Don’t attach those “URGENT” flags or the like to your personal email.
It’s presumptuous, and therefore, likely to be perceived as rude. Who says the email you send is more important or more pressing than all the other email your recipient also received that day? Unless you know the person really well and have a damn good reason . . . it very well might not be.
I think the only potentially appropriate use of those flags is if you have a paid assistant and you use them to help them prioritize the tasks they're paid to do for you. If someone is not your employee, you should probably let them decide for themselves how important your email is.
As an aside, we do occasionally get email from subscribers with the subject line, “EMERGENCY! URGENT! REQUIRE ASSISTANCE NOOOW!” Our response is usually something along the lines of:
1. Since you’ve paid us no money, you really don’t get to REQUIRE anything whatsoever of us.
2. The word "please" is always nice. So is "thank you."
3. Nothing having to do with your subscription to a strictly social site like ours should ever be an emergency. It just doesn’t deal with things of an emergent nature. If you really have a legitimate emergency, better call 911 or some other appropriate hotline.
Turn off your DAMN EMAIL AUTORESPONDER / "out of office autoreply."
Better yet, never turn it on in the first place.
They're completely annoying and totally unnecessary, and thus are increasingly disliked by anyone upon whom you might inflict them.

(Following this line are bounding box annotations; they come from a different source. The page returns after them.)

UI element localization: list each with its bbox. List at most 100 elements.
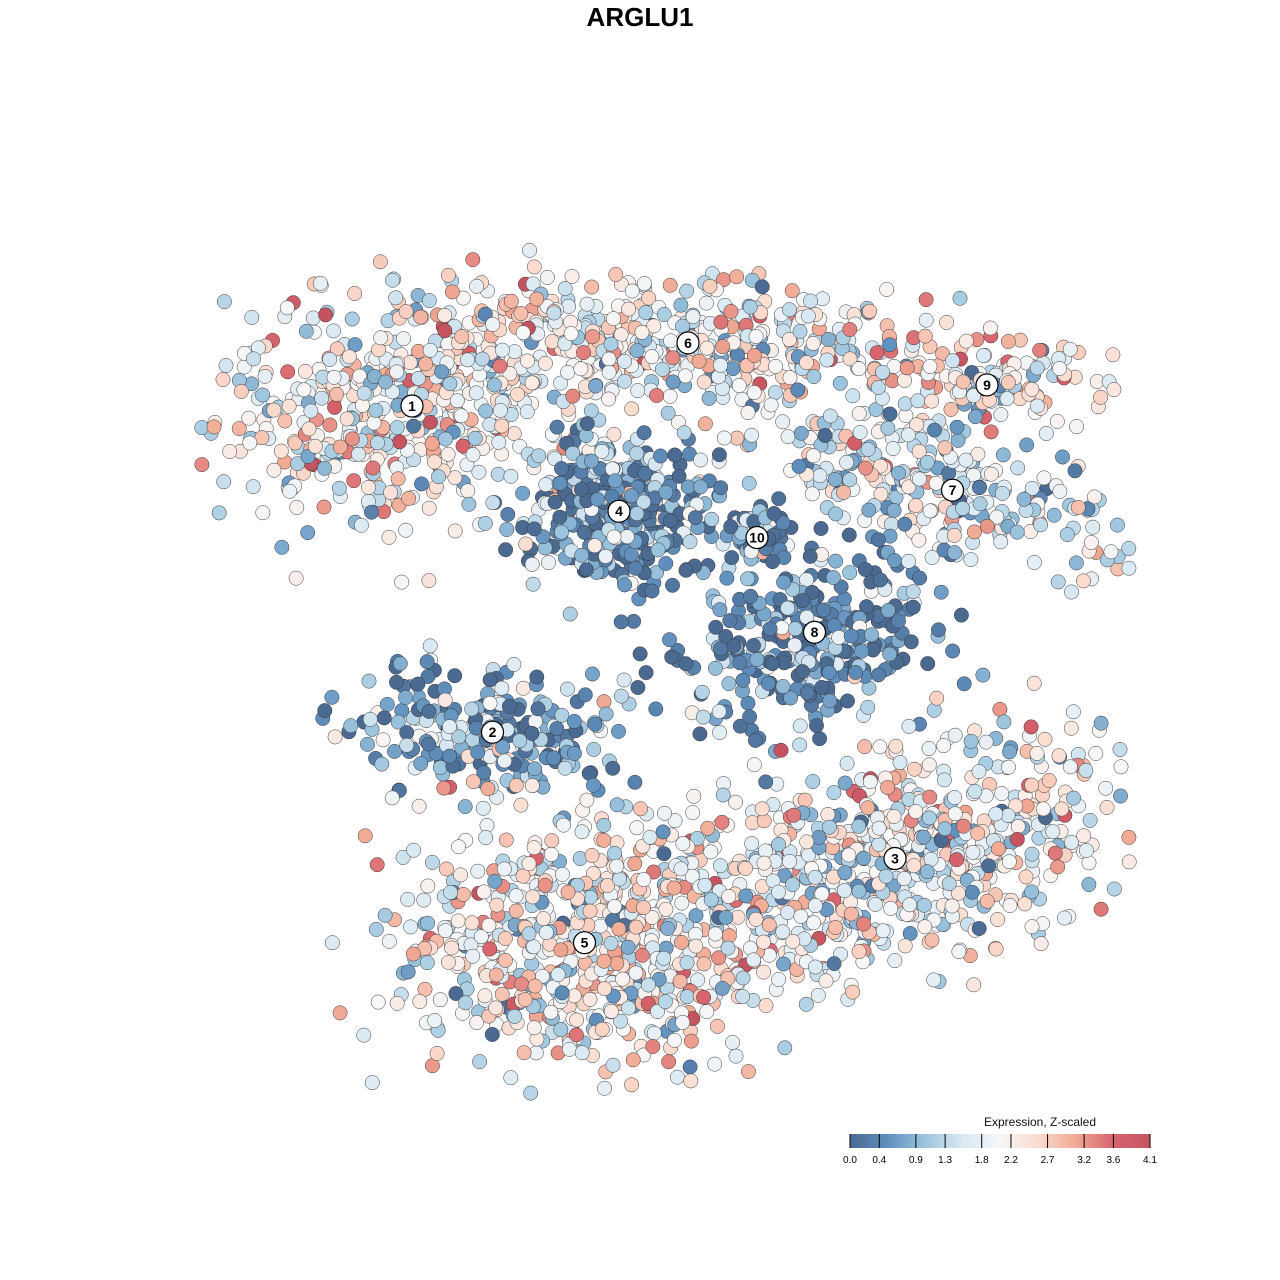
cell-point [875, 364, 891, 380]
cell-point [760, 676, 776, 691]
cell-point [743, 588, 759, 604]
cell-point [721, 928, 737, 944]
cell-point [842, 565, 858, 581]
cell-point [497, 931, 513, 946]
cell-point [498, 832, 514, 848]
legend-tick-label: 2.2 [1004, 1155, 1018, 1166]
cell-point [738, 860, 753, 876]
cell-point [484, 1027, 500, 1042]
cell-point [442, 376, 458, 392]
cell-point [582, 903, 598, 919]
cell-point [390, 714, 406, 730]
cell-point [297, 363, 313, 379]
cell-point [1035, 801, 1051, 817]
cell-point [476, 765, 492, 781]
cell-point [341, 349, 357, 365]
cell-point [324, 689, 340, 705]
cell-point [836, 484, 851, 500]
cell-point [411, 798, 427, 814]
cell-point [851, 406, 867, 421]
cell-point [607, 473, 623, 489]
cell-point [621, 1000, 637, 1016]
cell-point [650, 542, 666, 558]
cell-point [988, 806, 1004, 822]
cell-point [588, 378, 604, 394]
cell-point [553, 942, 569, 958]
cell-point [392, 434, 408, 450]
cell-point [583, 453, 599, 469]
cell-point [402, 355, 418, 371]
cell-point [1045, 824, 1061, 840]
cell-point [1121, 829, 1137, 845]
cell-point [331, 480, 347, 496]
cell-point [596, 817, 612, 833]
cell-point [403, 919, 419, 935]
cell-point [411, 370, 426, 386]
cell-point [1062, 759, 1078, 775]
cell-point [413, 756, 429, 771]
cell-point [326, 369, 342, 385]
cell-point [1081, 877, 1097, 892]
cell-point [916, 829, 931, 845]
cell-point [797, 792, 813, 808]
cell-point [1070, 499, 1086, 515]
cell-point [656, 950, 672, 966]
cell-point [887, 553, 902, 568]
cell-point [656, 846, 672, 862]
cell-point [799, 685, 815, 701]
cell-point [318, 307, 334, 323]
cell-point [950, 432, 966, 448]
cell-point [859, 599, 874, 615]
cell-point [837, 775, 853, 791]
cell-point [640, 977, 656, 993]
cell-point [440, 267, 456, 283]
cell-point [862, 774, 878, 790]
cell-point [583, 403, 599, 419]
cell-point [525, 276, 541, 292]
cell-point [316, 499, 332, 515]
cell-point [624, 1077, 640, 1093]
cell-point [748, 329, 764, 344]
cell-point [704, 511, 720, 527]
cell-point [771, 491, 787, 507]
cell-point [843, 906, 859, 922]
cell-point [970, 446, 986, 462]
cell-point [554, 707, 570, 723]
legend-tick-label: 4.1 [1143, 1155, 1157, 1166]
cell-point [531, 448, 547, 464]
cell-point [809, 718, 824, 734]
cell-point [312, 275, 328, 291]
cell-point [536, 911, 551, 927]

If we're talking about someone in your life that truly needed or legitimately expected to know where you are during whatever day (a very close friend, a significant other, your boss, someone with whom you had an appointment that day, etc.), then they probably need to hear from you in specifics written for them INDIVIDUALLY. A mass-produced chunk of crapola that would go out to anyone at all that emailed you is going to mean absolutely nothing, and might even seem insulting.
And if someone is not one of the ones with whom you're already close or directly involved, they probably DO NOT CARE that you are out of the office or away for the day. It is simply NOT information that they require or desire. You will get back to them when you get back to them, and in the meantime they do not need to waste THEIR time opening that mass-produced chunk of crapola, especially while hoping it's an actual response when really . . . disappointing and unnecessary chunk of crapola.
Basically, "Hello, I am unavailable to read your message at this time," doesn't mean a damn thing to anyone. Indiscriminate sending of autoresponses is an internet faux pas, many would even say a form of spam.